JAKARTA - A bright yellow sign at the front of Mr Asep Hermawan's stall in South Jakarta reads, "We accept KJP for the purchase of school uniforms, books and pencils".
KJP is short for Kartu Jakarta Pintar, or Jakarta Smart Card - a virtual wallet similar to Singapore's CashCard. It was introduced by the Jakarta government as a welfare benefit for students from low-income families living in the capital.
"Pencils and pens are the best sellers, then books and school uniforms," said Mr Asep. "More and more people are using KJPs to pay."
The KJP system was introduced in 2012 to disperse welfare funds and also to prevent the money from being embezzled by corrupt officials, or misuse by welfare beneficiaries.
With more than half a million cards issued, KJP holders make up the largest group of cashless payment users among Indonesia's 250 million people.
More people in South-east Asia's largest economy are also turning to other forms of virtual wallets, especially with the prevalence of smartphone apps and other electronic commerce platforms.
This is natural for a country where a projected 103.5 million people will own a smartphone this year, according to Hamburg-based online statistics firm Statisca, making Indonesia the third-largest smartphone market in the Asia-Pacific after China and India.
Retail e-commerce sales in Indonesia totalled US$5.65 billion (S$7.92 billion) last year, up from US$4.61 billion in 2015, said Statisca. The market research firm expects this to reach US$10.34 billion in 2019.

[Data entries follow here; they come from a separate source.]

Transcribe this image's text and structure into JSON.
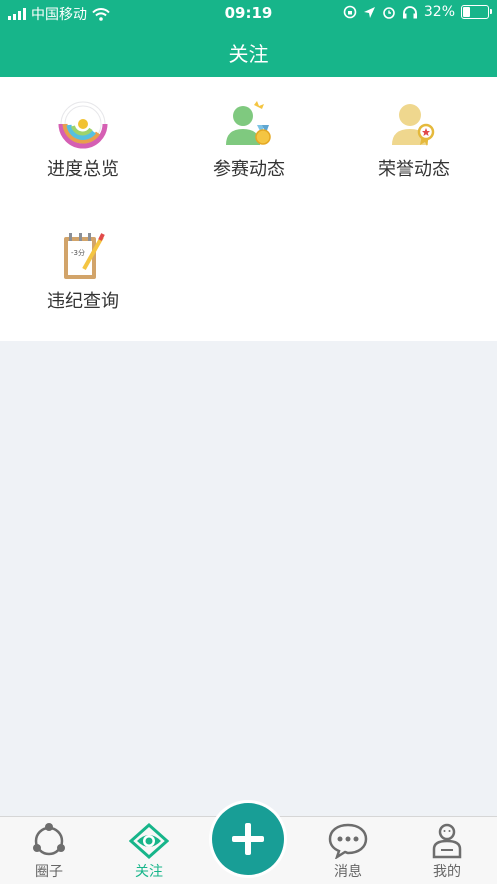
{
  "status": {
    "carrier": "中国移动",
    "time": "09:19",
    "battery": "32%",
    "battery_level": 0.32
  },
  "header": {
    "title": "关注"
  },
  "grid": {
    "items": [
      {
        "label": "进度总览",
        "icon": "progress-rings-icon"
      },
      {
        "label": "参赛动态",
        "icon": "user-medal-icon"
      },
      {
        "label": "荣誉动态",
        "icon": "user-award-icon"
      },
      {
        "label": "违纪查询",
        "icon": "clipboard-pencil-icon"
      }
    ]
  },
  "tabbar": {
    "items": [
      {
        "label": "圈子",
        "icon": "circle-people-icon"
      },
      {
        "label": "关注",
        "icon": "eye-icon",
        "active": true
      },
      {
        "label": "消息",
        "icon": "chat-bubble-icon"
      },
      {
        "label": "我的",
        "icon": "profile-icon"
      }
    ],
    "center_action": "add-icon"
  },
  "colors": {
    "brand": "#17b58a",
    "fab": "#189e96",
    "background": "#eff2f6"
  }
}
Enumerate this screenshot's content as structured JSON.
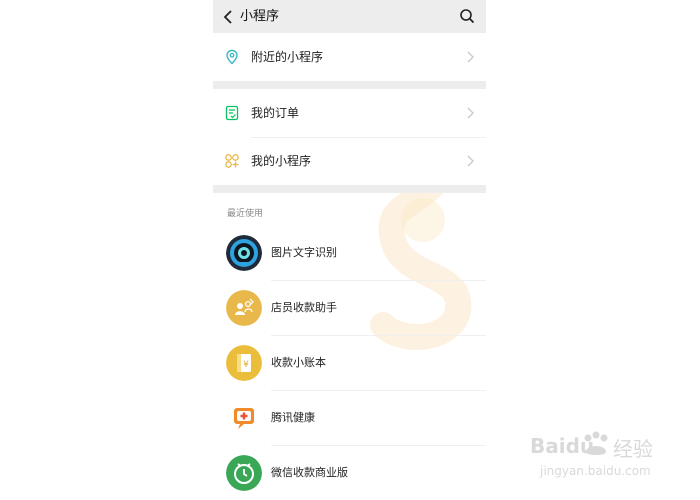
{
  "header": {
    "title": "小程序"
  },
  "menu": {
    "nearby": "附近的小程序",
    "orders": "我的订单",
    "my_apps": "我的小程序"
  },
  "recent": {
    "label": "最近使用",
    "apps": [
      {
        "name": "图片文字识别",
        "icon": "ocr-camera-icon"
      },
      {
        "name": "店员收款助手",
        "icon": "cashier-assistant-icon"
      },
      {
        "name": "收款小账本",
        "icon": "ledger-icon"
      },
      {
        "name": "腾讯健康",
        "icon": "health-cross-icon"
      },
      {
        "name": "微信收款商业版",
        "icon": "payment-clock-icon"
      }
    ]
  },
  "watermark": {
    "brand": "Baidu",
    "cn": "经验",
    "url": "jingyan.baidu.com"
  },
  "colors": {
    "accent_green": "#07c160",
    "teal": "#3bb7c4",
    "yellow": "#e8b84a",
    "orange": "#f08a2c",
    "watermark_orange": "#f6b55b"
  }
}
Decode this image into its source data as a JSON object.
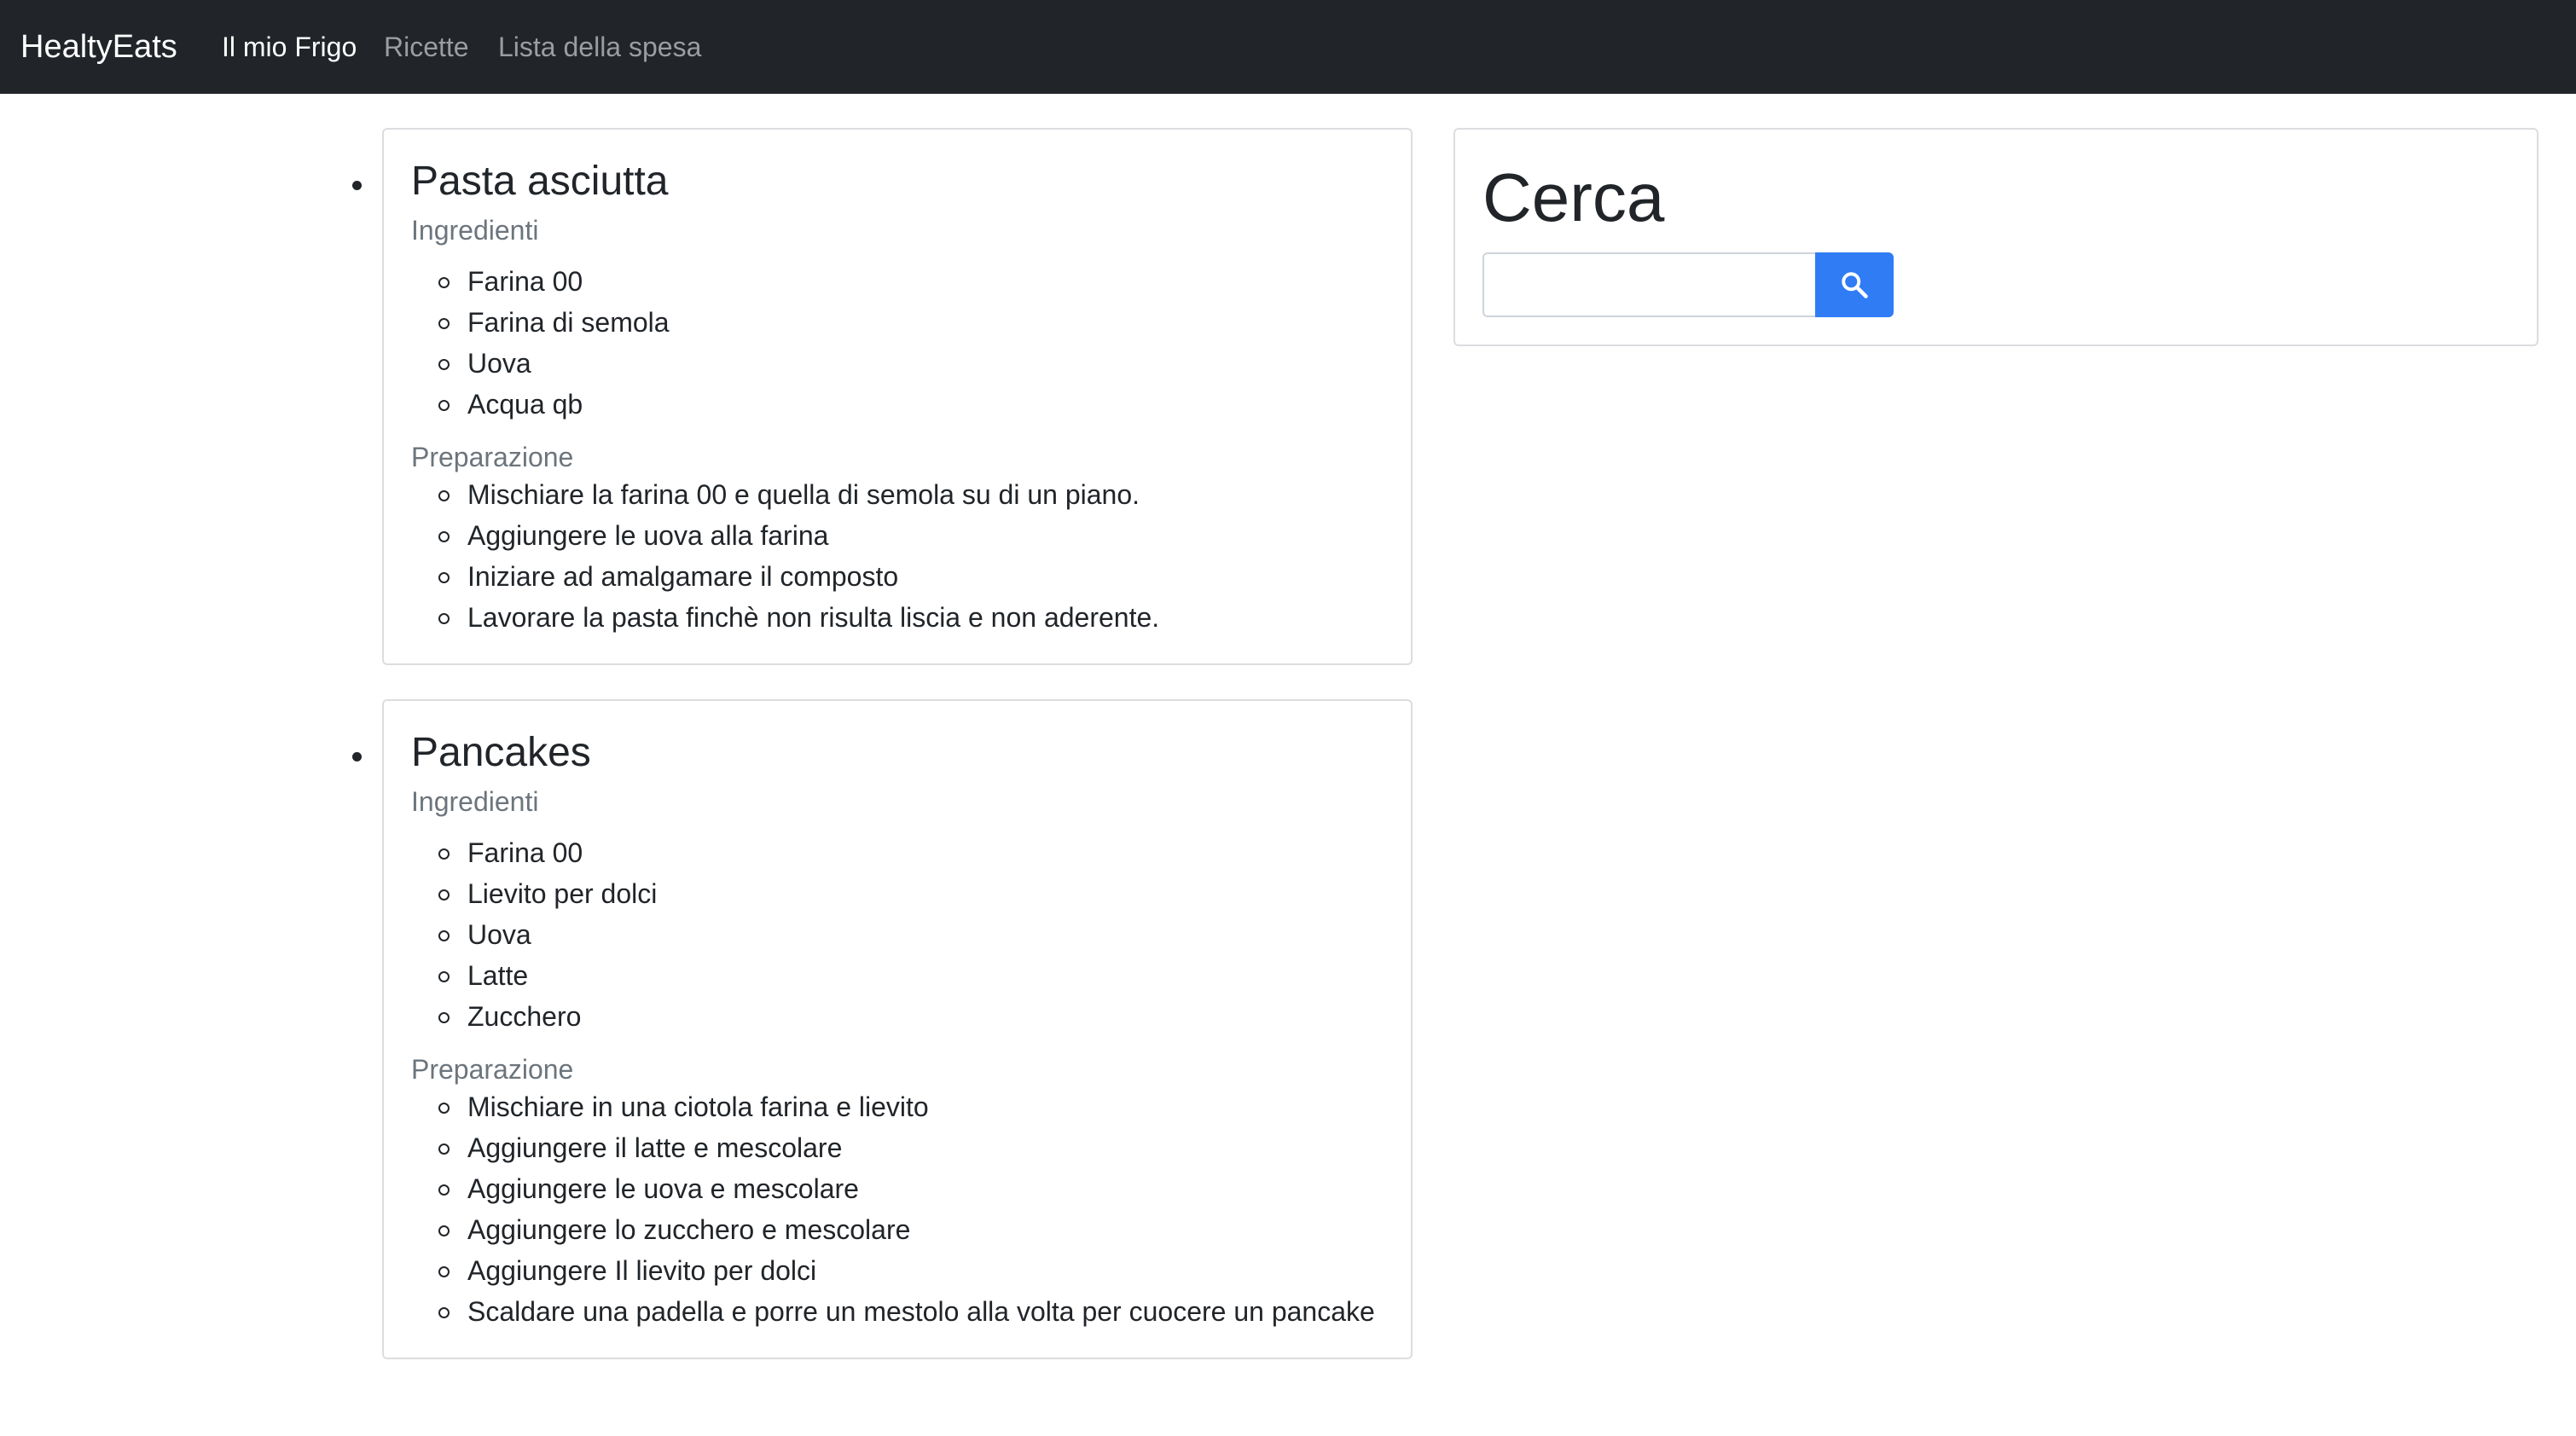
{
  "navbar": {
    "brand": "HealtyEats",
    "links": [
      {
        "label": "Il mio Frigo",
        "active": true
      },
      {
        "label": "Ricette",
        "active": false
      },
      {
        "label": "Lista della spesa",
        "active": false
      }
    ]
  },
  "recipes": [
    {
      "title": "Pasta asciutta",
      "ingredients_label": "Ingredienti",
      "ingredients": [
        "Farina 00",
        "Farina di semola",
        "Uova",
        "Acqua qb"
      ],
      "preparation_label": "Preparazione",
      "steps": [
        "Mischiare la farina 00 e quella di semola su di un piano.",
        "Aggiungere le uova alla farina",
        "Iniziare ad amalgamare il composto",
        "Lavorare la pasta finchè non risulta liscia e non aderente."
      ]
    },
    {
      "title": "Pancakes",
      "ingredients_label": "Ingredienti",
      "ingredients": [
        "Farina 00",
        "Lievito per dolci",
        "Uova",
        "Latte",
        "Zucchero"
      ],
      "preparation_label": "Preparazione",
      "steps": [
        "Mischiare in una ciotola farina e lievito",
        "Aggiungere il latte e mescolare",
        "Aggiungere le uova e mescolare",
        "Aggiungere lo zucchero e mescolare",
        "Aggiungere Il lievito per dolci",
        "Scaldare una padella e porre un mestolo alla volta per cuocere un pancake"
      ]
    }
  ],
  "search": {
    "title": "Cerca",
    "input_value": "",
    "placeholder": "",
    "button_icon": "search-icon",
    "button_color": "#2f7cf5"
  }
}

This has been a godsend for local financial technology or fintech firms such as GoJek and Bareksa.
GoJek's motorbike on-demand service allows customers to pay via their smartphones, while people can buy local mutual funds online on with Bareksa. Others like Bukalapak and Tokopedia are also popular "e-marketplaces" where people buy and sell goods using virtual wallets.
Industry experts such as Mr Junanto Herdiawan, the acting head for fintech at Bank Indonesia, believes there is room for innovation because of the country's huge market and growth potential.
Today, Indonesia has about 150 finech firms, compared to less than 50 three years ago, according to Bank Indonesia.
This has led the central bank to ensure innovations meet regulatory requirements, such as consumer protection. But the process of ensuring this should not impede the innovation itself, said Mr Junanto.
"To do that, we will do what MAS did, which is to introduce a fintech regulatory sandbox," he said, referring to the Monetary Authority of Singapore.
The regulatory sandbox allows for trials by start-ups and large financial companies by limiting the scale and reach of the experiment, he added.